The week of rich dialogue reinforced how inter- and cross-disciplinary collaboration can help address research roadblocks by offering new perspectives, such as applying new ways to represent human decision-making in irrigation models, augmenting more conventional economic cost-benefit analyses. As co-organizer Patricia M. Parker observed, the workshop “made me appreciate how important irrigation is from many different perspectives. For example, I typically only think about how irrigation impacts the weather, water, and climate in the U.S., but irrigation is a global activity, and the practices and reliance on it in other parts of the world are so different than what we typically think about in the U.S. It can be a major factor in the livelihood of some people and ultimately contributes to feeding many of us around the world. Overall, the week really emphasized for me the need to tackle this issue with a multi-pronged approach.”

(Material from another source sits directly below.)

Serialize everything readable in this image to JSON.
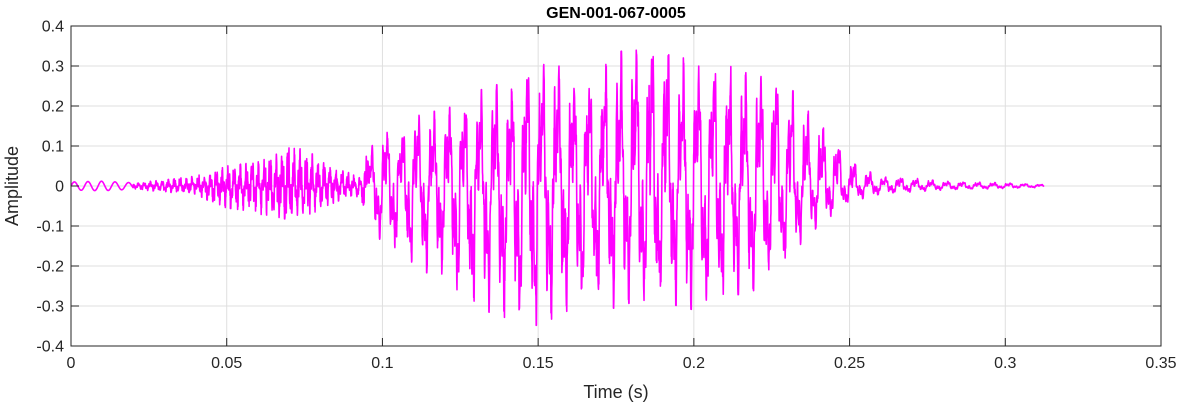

Yet participants also grappled with the challenges inherent in interdisciplinary collaboration – namely, the need to effectively communicate unfamiliar topics across disciplines while finding common language and avoiding jargon.

Interestingly, one of the challenges voiced by the co-chairs in the wake of the workshop was how the interdisciplinary nature and diverse viewpoints present made it tricky to easily identify actionable “low- hanging fruit” workshop outputs while being inclusive of the full range of participants’ perspectives. Still, the event co-organizers saw this as a sign that they were successful in providing a space where diversity of thought was not only shared, but truly valued. As such, workshop participants are working towards multiple outputs, including research projects, publications, follow-on workshops, and proposals, to capture varying interests and directions. 

As co-organizer McDermid reports, “already some folks (including myself) have initiated research projects. This particular group of individuals was so cohesive and supportive and collegial, it made for a highly generative atmosphere. This is my third AGCI workshop and/or session attendance, and, as usual, this is an experience that will last a lifetime and pay dividends well into the future.”